I fault the teachers who sat silently through the years, fearful of losing their jobs, as “progressive” ideas took over the schools. Had we all battled against ‘innovations’ in the beginning, we might have avoided their current death grip on the educational system. I remember too many meetings where my voice was the only one raised to question the ethics; to discuss the ludicrousness of fads, gimmicks, worthless materials; to confront the lack of scholarship and logic behind the multitude of inservices, district demands and federal takeovers. My voice in one district; a couple voices in another…all together too few to hold back the avalanche of progressivism and collectivism.

Finally, I fault those principals who taught the minimum years necessary (only four in many states) to qualify for administrative certification. Too many of these individuals lack the experience and the wisdom, to assess the direction in which education is moving. They have no concept of how and why education is failing in this country; no idea how to stop its descent towards its eventual collapse. The inept members of this group rant about falling test scores — then rid themselves of the very teachers who know how to teach. These inexperienced principals believe themselves competent to evaluate teachers who have taught twenty, thirty, forty years. What arrogance!
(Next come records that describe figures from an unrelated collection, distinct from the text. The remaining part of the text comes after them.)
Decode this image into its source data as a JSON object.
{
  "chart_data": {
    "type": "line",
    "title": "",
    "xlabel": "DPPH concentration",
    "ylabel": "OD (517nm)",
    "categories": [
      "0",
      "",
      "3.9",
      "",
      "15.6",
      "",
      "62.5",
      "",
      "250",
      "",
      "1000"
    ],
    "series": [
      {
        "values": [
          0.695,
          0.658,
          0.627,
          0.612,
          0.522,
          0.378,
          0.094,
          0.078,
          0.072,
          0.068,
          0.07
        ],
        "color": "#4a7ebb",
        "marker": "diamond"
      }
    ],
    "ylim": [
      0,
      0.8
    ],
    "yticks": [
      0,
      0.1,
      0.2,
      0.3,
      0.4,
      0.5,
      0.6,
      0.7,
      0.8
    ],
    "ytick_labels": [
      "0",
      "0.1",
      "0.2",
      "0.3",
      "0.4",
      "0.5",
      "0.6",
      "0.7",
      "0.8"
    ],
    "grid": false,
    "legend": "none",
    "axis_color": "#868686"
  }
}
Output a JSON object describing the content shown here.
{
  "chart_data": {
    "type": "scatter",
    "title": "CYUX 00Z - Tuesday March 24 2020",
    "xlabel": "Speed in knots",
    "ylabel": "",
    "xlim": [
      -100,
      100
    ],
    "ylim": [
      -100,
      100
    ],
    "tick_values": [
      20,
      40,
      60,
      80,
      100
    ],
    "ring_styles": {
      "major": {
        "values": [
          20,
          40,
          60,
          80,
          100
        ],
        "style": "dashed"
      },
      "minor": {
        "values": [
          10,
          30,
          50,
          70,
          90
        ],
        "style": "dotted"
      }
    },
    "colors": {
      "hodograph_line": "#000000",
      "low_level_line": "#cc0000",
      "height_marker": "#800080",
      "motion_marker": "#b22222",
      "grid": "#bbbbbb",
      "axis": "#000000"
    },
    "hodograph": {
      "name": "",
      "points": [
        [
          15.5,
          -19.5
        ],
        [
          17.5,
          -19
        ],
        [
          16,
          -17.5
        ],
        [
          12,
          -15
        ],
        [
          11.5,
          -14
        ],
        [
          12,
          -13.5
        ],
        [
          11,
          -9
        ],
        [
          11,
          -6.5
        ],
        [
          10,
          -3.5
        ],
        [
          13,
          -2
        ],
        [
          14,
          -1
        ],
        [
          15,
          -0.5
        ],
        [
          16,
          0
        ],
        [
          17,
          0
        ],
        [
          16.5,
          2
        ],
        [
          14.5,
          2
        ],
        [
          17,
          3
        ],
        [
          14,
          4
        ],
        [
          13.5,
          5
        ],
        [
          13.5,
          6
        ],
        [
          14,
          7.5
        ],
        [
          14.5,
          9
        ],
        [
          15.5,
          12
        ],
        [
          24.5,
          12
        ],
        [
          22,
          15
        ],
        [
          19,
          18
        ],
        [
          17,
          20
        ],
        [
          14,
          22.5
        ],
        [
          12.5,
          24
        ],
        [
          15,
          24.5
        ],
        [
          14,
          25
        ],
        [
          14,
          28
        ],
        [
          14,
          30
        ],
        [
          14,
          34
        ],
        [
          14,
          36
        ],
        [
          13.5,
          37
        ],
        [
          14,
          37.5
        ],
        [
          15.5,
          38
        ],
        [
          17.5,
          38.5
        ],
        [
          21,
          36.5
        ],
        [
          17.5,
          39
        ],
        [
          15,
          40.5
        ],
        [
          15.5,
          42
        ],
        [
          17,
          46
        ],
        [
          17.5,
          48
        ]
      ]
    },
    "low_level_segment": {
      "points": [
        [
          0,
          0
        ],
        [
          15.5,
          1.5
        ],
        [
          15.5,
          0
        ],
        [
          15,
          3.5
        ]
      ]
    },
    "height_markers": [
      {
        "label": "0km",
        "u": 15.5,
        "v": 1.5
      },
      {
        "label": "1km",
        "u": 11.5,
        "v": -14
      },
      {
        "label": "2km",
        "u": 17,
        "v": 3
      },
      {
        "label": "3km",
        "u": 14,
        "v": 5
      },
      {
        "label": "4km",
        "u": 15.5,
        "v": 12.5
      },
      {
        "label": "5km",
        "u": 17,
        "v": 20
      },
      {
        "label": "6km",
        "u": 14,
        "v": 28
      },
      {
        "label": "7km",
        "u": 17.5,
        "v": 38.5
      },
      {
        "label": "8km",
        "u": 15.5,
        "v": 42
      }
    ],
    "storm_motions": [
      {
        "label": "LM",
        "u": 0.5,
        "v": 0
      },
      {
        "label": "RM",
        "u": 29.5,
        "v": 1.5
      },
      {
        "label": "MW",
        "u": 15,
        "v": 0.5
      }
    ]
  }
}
We used to say, “Those who can teach, do; those who can’t, administrate.” Now there are not enough administrative slots open to handle the numbers of unskilled teachers. Now those teachers cover their inadequacies by becoming ‘groupies’ to inexperienced principals, thereby ‘earning’ great evaluations. The students lose from every side. Administrators of this ilk fail to notice, or refuse to care, that fine teachers are being driven out of teaching by principals who — never taught long enough to become competent; or for whom competency would never have developed, no matter how long they stood in front of a class.

Homeschooling? Parochial schools? Private schools? Which is your preference for your children? Think fast; respond quickly! Time is passing; your children are growing! Once these years are gone, you cannot call them back and make better decisions.